Tuesday, 15 May 2012

Trade Closed USDCAD ( -51 bps )

I must have serious self-hate issues to keep volunteering for this shit. This one flirted with my stop for a week before finally shattering my dreams.


However, despite the loss, I'm happy with the trade. It fit my plan, so I executed. My only regret is a slight lack of discipline on entry that cost a few basis points.

The position itself moved against me from the start, trading close to my stop within hours. Commodities were getting crushed, AUD had broken down, and it seemed only a matter of time before CAD would follow suit. Somehow it found support and kept me in the trade, but only just, and it was stressful.

Finally, late Friday, CAD rallied sharply on strong employment data, hitting T1 and halving risk from 100 to 50 basis points. I was relieved and tempted to close more than 1/3rd of the position, but stuck to the original plan. It was an expensive but correct decision. I'd weathered the draw down, and it made no sense to exit early just as the technical and fundamental picture were being realised. I understood that positive data would not necessarily translate to stronger CAD, but owed it to my analysis to let the trade play out.
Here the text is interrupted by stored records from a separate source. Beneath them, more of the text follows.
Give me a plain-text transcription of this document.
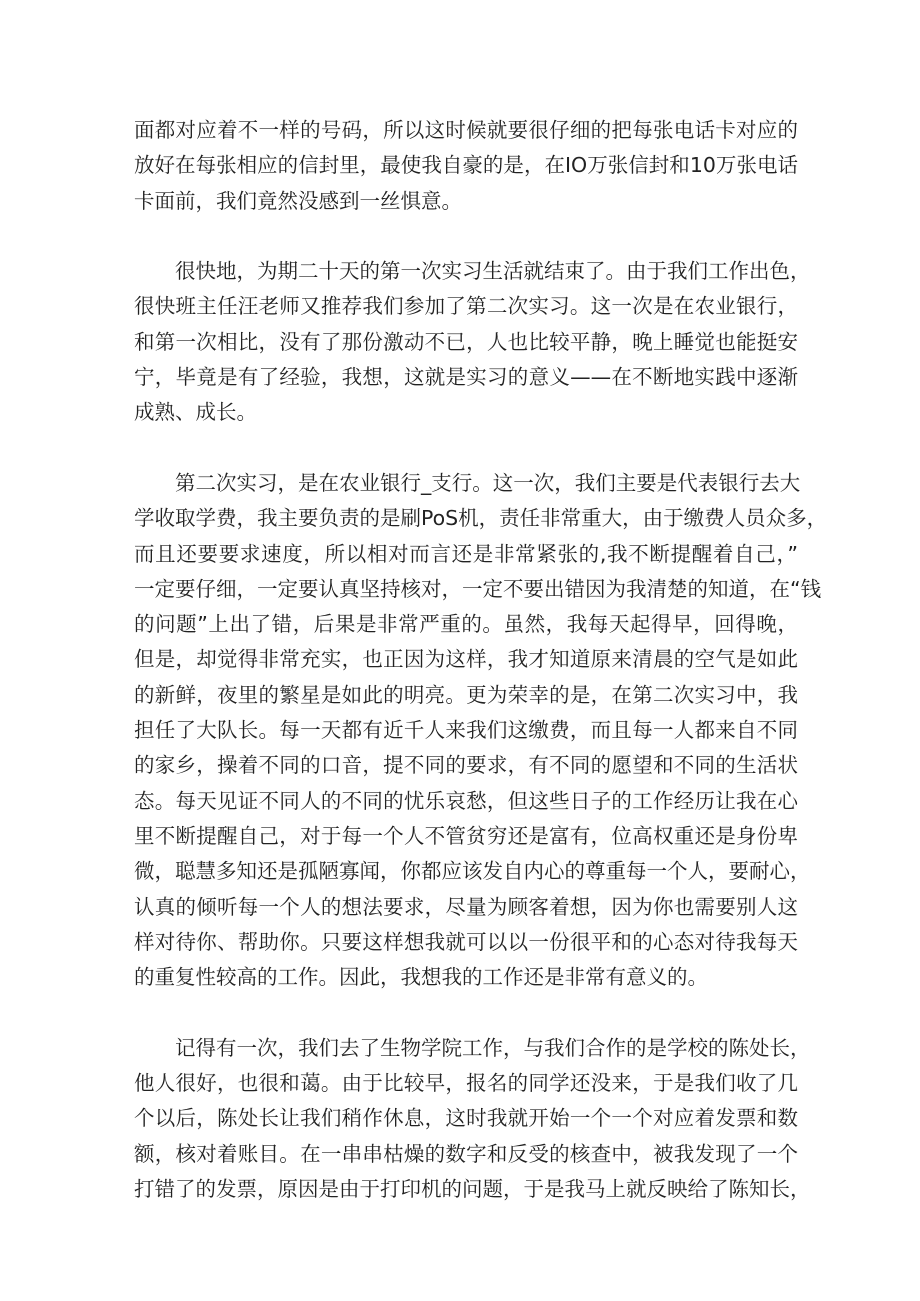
面都对应着不一样的号码，所以这时候就要很仔细的把每张电话卡对应的
放好在每张相应的信封里，最使我自豪的是，在IO万张信封和10万张电话
卡面前，我们竟然没感到一丝惧意。
　　很快地，为期二十天的第一次实习生活就结束了。由于我们工作出色，
很快班主任汪老师又推荐我们参加了第二次实习。这一次是在农业银行，
和第一次相比，没有了那份激动不已，人也比较平静，晚上睡觉也能挺安
宁，毕竟是有了经验，我想，这就是实习的意义——在不断地实践中逐渐
成熟、成长。
　　第二次实习，是在农业银行_支行。这一次，我们主要是代表银行去大
学收取学费，我主要负责的是刷PoS机，责任非常重大，由于缴费人员众多，
而且还要要求速度，所以相对而言还是非常紧张的,我不断提醒着自己，”
一定要仔细，一定要认真坚持核对，一定不要出错因为我清楚的知道，在“钱
的问题”上出了错，后果是非常严重的。虽然，我每天起得早，回得晚，
但是，却觉得非常充实，也正因为这样，我才知道原来清晨的空气是如此
的新鲜，夜里的繁星是如此的明亮。更为荣幸的是，在第二次实习中，我
担任了大队长。每一天都有近千人来我们这缴费，而且每一人都来自不同
的家乡，操着不同的口音，提不同的要求，有不同的愿望和不同的生活状
态。每天见证不同人的不同的忧乐哀愁，但这些日子的工作经历让我在心
里不断提醒自己，对于每一个人不管贫穷还是富有，位高权重还是身份卑
微，聪慧多知还是孤陋寡闻，你都应该发自内心的尊重每一个人，要耐心，
认真的倾听每一个人的想法要求，尽量为顾客着想，因为你也需要别人这
样对待你、帮助你。只要这样想我就可以以一份很平和的心态对待我每天
的重复性较高的工作。因此，我想我的工作还是非常有意义的。
　　记得有一次，我们去了生物学院工作，与我们合作的是学校的陈处长，
他人很好，也很和蔼。由于比较早，报名的同学还没来，于是我们收了几
个以后，陈处长让我们稍作休息，这时我就开始一个一个对应着发票和数
额，核对着账目。在一串串枯燥的数字和反受的核查中，被我发现了一个
打错了的发票，原因是由于打印机的问题，于是我马上就反映给了陈知长，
Of course the pair traded higher from the post-news spike, eventually stopping me out at 1.0075. It was a gruelling trade. Although I've made progress in certain areas, I still struggle to remain emotionally detached. Yes, each position is important, especially 10% positions, but as long as it fits my trading plan I have nothing to fear, nor will any amount of fretting or hoping alter the outcome. I will not be defined by a single position. I must work on detachment to improve quality of life and ensure longevity in this profession.